My preferred model is two residential apartments, as local agents tell me that office space is difficult to let in the area.
Needing to do the sums involved, I am exploring all modes of financing the project.
Would somenone please be able to tell me whether bank bills are a feasible instrument for financing such a venture anytime +/or in the current environment.

Thanks

lazza
 
Curious where you heard this from? Can you explain how this would work? You are issuing bills or debt guaranteed by the bank?? Even blue chip corporates are struggling to raise debt, I doubt you would be able to tap the CP market (no offence to your development). Bank bills in retail usually refers to investment, not lending. Perhaps theres a new product out there??
 
I may well have this all upside down, asdf, but I am sure I remember an acquaintance funding a farm purchase some years ago via bank bills and telling me I was mad if I didn't avail myself of them if I ever purchased investment property.

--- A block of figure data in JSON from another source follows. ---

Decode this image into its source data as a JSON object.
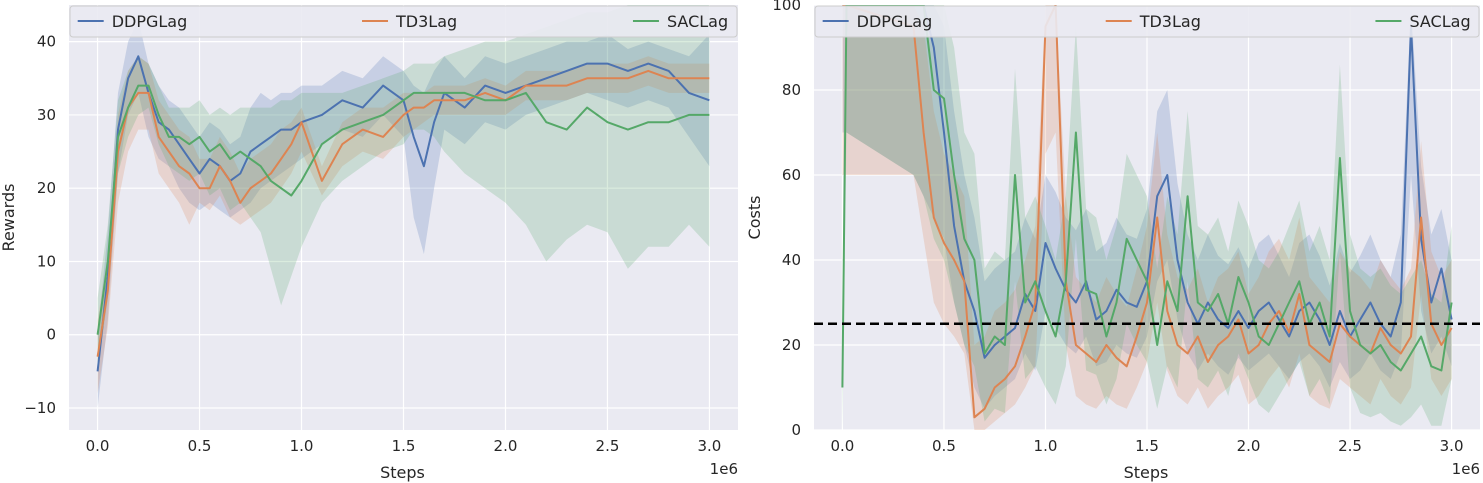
{
  "colors": {
    "DDPGLag": "#4c72b0",
    "TD3Lag": "#dd8452",
    "SACLag": "#55a868",
    "plot_bg": "#eaeaf2",
    "grid": "#ffffff",
    "threshold": "#000000"
  },
  "chart_data": [
    {
      "type": "line",
      "title": "",
      "xlabel": "Steps",
      "ylabel": "Rewards",
      "x_multiplier": "1e6",
      "xlim": [
        -0.14,
        3.14
      ],
      "ylim": [
        -13,
        45
      ],
      "xticks": [
        0.0,
        0.5,
        1.0,
        1.5,
        2.0,
        2.5,
        3.0
      ],
      "xtick_labels": [
        "0.0",
        "0.5",
        "1.0",
        "1.5",
        "2.0",
        "2.5",
        "3.0"
      ],
      "yticks": [
        -10,
        0,
        10,
        20,
        30,
        40
      ],
      "ytick_labels": [
        "−10",
        "0",
        "10",
        "20",
        "30",
        "40"
      ],
      "grid": true,
      "legend": "top, single row",
      "x": [
        0.0,
        0.05,
        0.1,
        0.15,
        0.2,
        0.25,
        0.3,
        0.35,
        0.4,
        0.45,
        0.5,
        0.55,
        0.6,
        0.65,
        0.7,
        0.75,
        0.8,
        0.85,
        0.9,
        0.95,
        1.0,
        1.1,
        1.2,
        1.3,
        1.4,
        1.5,
        1.55,
        1.6,
        1.65,
        1.7,
        1.8,
        1.9,
        2.0,
        2.1,
        2.2,
        2.3,
        2.4,
        2.5,
        2.6,
        2.7,
        2.8,
        2.9,
        3.0
      ],
      "series": [
        {
          "name": "DDPGLag",
          "values": [
            -5,
            8,
            28,
            35,
            38,
            33,
            29,
            28,
            26,
            24,
            22,
            24,
            23,
            21,
            22,
            25,
            26,
            27,
            28,
            28,
            29,
            30,
            32,
            31,
            34,
            32,
            27,
            23,
            29,
            33,
            31,
            34,
            33,
            34,
            35,
            36,
            37,
            37,
            36,
            37,
            36,
            33,
            32
          ],
          "lower": [
            -10,
            2,
            22,
            30,
            33,
            27,
            24,
            23,
            20,
            18,
            17,
            18,
            17,
            16,
            17,
            18,
            20,
            21,
            22,
            23,
            24,
            26,
            28,
            27,
            30,
            27,
            16,
            11,
            20,
            28,
            26,
            29,
            28,
            30,
            31,
            32,
            33,
            32,
            31,
            32,
            31,
            27,
            23
          ],
          "upper": [
            0,
            14,
            33,
            40,
            43,
            37,
            34,
            32,
            31,
            29,
            27,
            29,
            28,
            26,
            27,
            31,
            33,
            32,
            33,
            33,
            34,
            34,
            36,
            35,
            38,
            36,
            34,
            33,
            36,
            38,
            35,
            38,
            37,
            38,
            39,
            40,
            40,
            41,
            39,
            40,
            39,
            38,
            41
          ]
        },
        {
          "name": "TD3Lag",
          "values": [
            -3,
            6,
            25,
            31,
            33,
            33,
            27,
            25,
            23,
            22,
            20,
            20,
            23,
            21,
            18,
            20,
            21,
            22,
            24,
            26,
            29,
            21,
            26,
            28,
            27,
            30,
            31,
            31,
            32,
            32,
            32,
            33,
            32,
            34,
            34,
            34,
            35,
            35,
            35,
            36,
            35,
            35,
            35
          ],
          "lower": [
            -8,
            1,
            18,
            25,
            28,
            28,
            22,
            20,
            18,
            15,
            18,
            17,
            19,
            16,
            15,
            16,
            17,
            18,
            20,
            22,
            25,
            19,
            23,
            25,
            24,
            27,
            28,
            29,
            30,
            30,
            30,
            30,
            30,
            32,
            32,
            32,
            33,
            33,
            33,
            34,
            33,
            33,
            33
          ],
          "upper": [
            2,
            11,
            30,
            36,
            38,
            37,
            32,
            30,
            28,
            27,
            24,
            24,
            27,
            25,
            22,
            24,
            25,
            26,
            28,
            29,
            31,
            23,
            29,
            31,
            31,
            33,
            33,
            33,
            34,
            34,
            34,
            35,
            34,
            36,
            36,
            36,
            37,
            37,
            37,
            38,
            37,
            37,
            37
          ]
        },
        {
          "name": "SACLag",
          "values": [
            0,
            10,
            27,
            31,
            34,
            34,
            30,
            27,
            27,
            26,
            27,
            25,
            26,
            24,
            25,
            24,
            23,
            21,
            20,
            19,
            21,
            26,
            28,
            29,
            30,
            32,
            33,
            33,
            33,
            33,
            33,
            32,
            32,
            33,
            29,
            28,
            31,
            29,
            28,
            29,
            29,
            30,
            30
          ],
          "lower": [
            -5,
            5,
            22,
            27,
            30,
            31,
            26,
            23,
            22,
            21,
            22,
            19,
            20,
            17,
            18,
            16,
            14,
            9,
            4,
            8,
            12,
            18,
            21,
            23,
            25,
            26,
            28,
            28,
            27,
            25,
            22,
            20,
            18,
            15,
            10,
            13,
            15,
            14,
            9,
            12,
            12,
            15,
            12
          ],
          "upper": [
            5,
            15,
            32,
            36,
            38,
            37,
            34,
            31,
            31,
            31,
            32,
            30,
            31,
            30,
            31,
            31,
            31,
            31,
            32,
            32,
            33,
            33,
            33,
            34,
            35,
            36,
            37,
            37,
            37,
            38,
            39,
            40,
            40,
            41,
            42,
            43,
            44,
            44,
            45,
            46,
            46,
            46,
            46
          ]
        }
      ]
    },
    {
      "type": "line",
      "title": "",
      "xlabel": "Steps",
      "ylabel": "Costs",
      "x_multiplier": "1e6",
      "xlim": [
        -0.14,
        3.14
      ],
      "ylim": [
        0,
        100
      ],
      "xticks": [
        0.0,
        0.5,
        1.0,
        1.5,
        2.0,
        2.5,
        3.0
      ],
      "xtick_labels": [
        "0.0",
        "0.5",
        "1.0",
        "1.5",
        "2.0",
        "2.5",
        "3.0"
      ],
      "yticks": [
        0,
        20,
        40,
        60,
        80,
        100
      ],
      "ytick_labels": [
        "0",
        "20",
        "40",
        "60",
        "80",
        "100"
      ],
      "grid": true,
      "legend": "top, single row",
      "threshold": 25,
      "x": [
        0.0,
        0.02,
        0.35,
        0.4,
        0.45,
        0.5,
        0.55,
        0.6,
        0.65,
        0.7,
        0.75,
        0.8,
        0.85,
        0.9,
        0.95,
        1.0,
        1.05,
        1.1,
        1.15,
        1.2,
        1.25,
        1.3,
        1.35,
        1.4,
        1.45,
        1.5,
        1.55,
        1.6,
        1.65,
        1.7,
        1.75,
        1.8,
        1.85,
        1.9,
        1.95,
        2.0,
        2.05,
        2.1,
        2.15,
        2.2,
        2.25,
        2.3,
        2.35,
        2.4,
        2.45,
        2.5,
        2.55,
        2.6,
        2.65,
        2.7,
        2.75,
        2.8,
        2.85,
        2.9,
        2.95,
        3.0
      ],
      "series": [
        {
          "name": "DDPGLag",
          "values": [
            100,
            100,
            100,
            100,
            90,
            70,
            48,
            35,
            28,
            17,
            20,
            22,
            24,
            32,
            28,
            44,
            38,
            33,
            30,
            35,
            26,
            28,
            33,
            30,
            29,
            35,
            55,
            60,
            40,
            30,
            25,
            30,
            26,
            24,
            28,
            24,
            28,
            30,
            26,
            22,
            28,
            30,
            26,
            20,
            28,
            22,
            26,
            30,
            25,
            22,
            30,
            95,
            45,
            30,
            38,
            26
          ],
          "lower": [
            70,
            70,
            60,
            55,
            50,
            45,
            30,
            20,
            10,
            5,
            8,
            10,
            12,
            18,
            14,
            28,
            24,
            20,
            18,
            22,
            15,
            16,
            20,
            18,
            17,
            22,
            35,
            40,
            26,
            18,
            14,
            18,
            15,
            13,
            17,
            14,
            16,
            18,
            15,
            12,
            16,
            18,
            15,
            10,
            16,
            12,
            14,
            18,
            14,
            12,
            18,
            60,
            28,
            18,
            22,
            15
          ],
          "upper": [
            100,
            100,
            100,
            100,
            100,
            95,
            75,
            60,
            50,
            35,
            38,
            40,
            42,
            50,
            45,
            60,
            56,
            50,
            47,
            52,
            42,
            44,
            50,
            46,
            45,
            52,
            75,
            80,
            58,
            46,
            40,
            46,
            41,
            39,
            43,
            38,
            44,
            46,
            41,
            36,
            44,
            46,
            41,
            34,
            44,
            37,
            41,
            46,
            40,
            36,
            46,
            100,
            62,
            46,
            52,
            40
          ]
        },
        {
          "name": "TD3Lag",
          "values": [
            100,
            100,
            95,
            70,
            50,
            44,
            40,
            35,
            3,
            5,
            10,
            12,
            15,
            22,
            30,
            95,
            100,
            35,
            20,
            18,
            16,
            20,
            17,
            15,
            22,
            30,
            50,
            28,
            20,
            18,
            22,
            16,
            20,
            22,
            26,
            18,
            20,
            25,
            28,
            23,
            32,
            20,
            18,
            16,
            25,
            22,
            20,
            18,
            24,
            20,
            18,
            22,
            50,
            25,
            20,
            24
          ],
          "lower": [
            60,
            60,
            60,
            45,
            30,
            25,
            22,
            18,
            0,
            0,
            2,
            4,
            6,
            10,
            15,
            65,
            70,
            20,
            8,
            6,
            5,
            8,
            6,
            5,
            10,
            16,
            30,
            14,
            8,
            6,
            10,
            5,
            8,
            10,
            13,
            6,
            8,
            12,
            15,
            10,
            18,
            8,
            6,
            5,
            12,
            10,
            8,
            6,
            12,
            8,
            6,
            10,
            32,
            12,
            8,
            12
          ],
          "upper": [
            100,
            100,
            100,
            95,
            75,
            65,
            60,
            55,
            20,
            22,
            28,
            30,
            33,
            40,
            48,
            100,
            100,
            55,
            36,
            33,
            30,
            36,
            32,
            29,
            38,
            48,
            70,
            46,
            36,
            33,
            38,
            30,
            36,
            38,
            42,
            32,
            36,
            42,
            45,
            40,
            50,
            36,
            33,
            30,
            42,
            38,
            36,
            33,
            40,
            36,
            33,
            38,
            68,
            42,
            36,
            40
          ]
        },
        {
          "name": "SACLag",
          "values": [
            10,
            100,
            100,
            100,
            80,
            78,
            60,
            45,
            40,
            18,
            22,
            20,
            60,
            30,
            35,
            28,
            22,
            35,
            70,
            33,
            32,
            22,
            30,
            45,
            40,
            35,
            20,
            35,
            28,
            55,
            30,
            28,
            32,
            25,
            36,
            30,
            22,
            20,
            25,
            30,
            35,
            25,
            30,
            22,
            64,
            28,
            20,
            18,
            20,
            16,
            14,
            18,
            22,
            15,
            14,
            30
          ],
          "lower": [
            0,
            70,
            60,
            55,
            45,
            40,
            30,
            20,
            15,
            2,
            5,
            4,
            35,
            12,
            15,
            10,
            6,
            15,
            45,
            14,
            13,
            6,
            12,
            25,
            20,
            16,
            5,
            15,
            10,
            35,
            12,
            10,
            14,
            8,
            18,
            12,
            6,
            4,
            8,
            12,
            16,
            8,
            12,
            6,
            42,
            10,
            4,
            3,
            4,
            2,
            1,
            3,
            6,
            1,
            1,
            12
          ],
          "upper": [
            20,
            100,
            100,
            100,
            100,
            100,
            90,
            70,
            65,
            38,
            42,
            40,
            85,
            50,
            55,
            48,
            40,
            55,
            95,
            52,
            50,
            40,
            48,
            65,
            60,
            55,
            38,
            55,
            46,
            75,
            48,
            46,
            50,
            42,
            54,
            48,
            40,
            38,
            42,
            48,
            54,
            42,
            48,
            40,
            86,
            46,
            38,
            36,
            38,
            34,
            32,
            36,
            40,
            32,
            30,
            48
          ]
        }
      ]
    }
  ]
}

Then recently whilst doing my homework for this development, I came across the following on the Westpac business lending website:

Bank Bills

Bank bills cover your short- or long-term financial needs, and offer flexible repayment options. Access finance priced at Westpac's bill rate to meet all your fiscal requirements, including seasonal funding, new business acquisition, capital investment and refinance.

The Westpac bill rate is a variable rate determined by the bank. It is determined by a range of factors including, current market bank bill rates and the amount and tenor of the bank bill you select. You can protect interest rate exposure through a wide range of risk management products.

Optional redraw and progressive drawdown facilities are also available (applies only to variable interest rate).



Key features and benefits

Minimum and maximum amounts
Minimum Limit: $250,000
Maximum Limit: Nil.

Minimum and maximum terms
Bill tenors: 30 to 180 days
Facility terms: Up to 10 years.

Flexible repayment options
Interest only in advance (fixed rate loans only)
Interest only
Principal and interest
Can be monthly, quarterly, half yearly or annually (principal only).

Security
Residential property
Commercial property (non-specialised)
Business assets/other types of security.

Fees and charges
Line and/or acceptance fees apply
Bill rollover fees apply


Perhaps there is no interest rate advantage to be gained by using them, but I guess I need to ask them about that.
I had presumed that they would be an instrument that would be commonly used by people here.
 
The Westpac bill rate is a variable rate determined by the bank. It is determined by a range of factors including, current market bank bill rates and the amount and tenor of the bank bill you select. You can protect interest rate exposure through a wide range of risk management products.

You're not funding from "actual" bank bills, rather WP would providing a product priced directly off the prevailing BB rate for the term you're after, tweaked based on risk and exposure.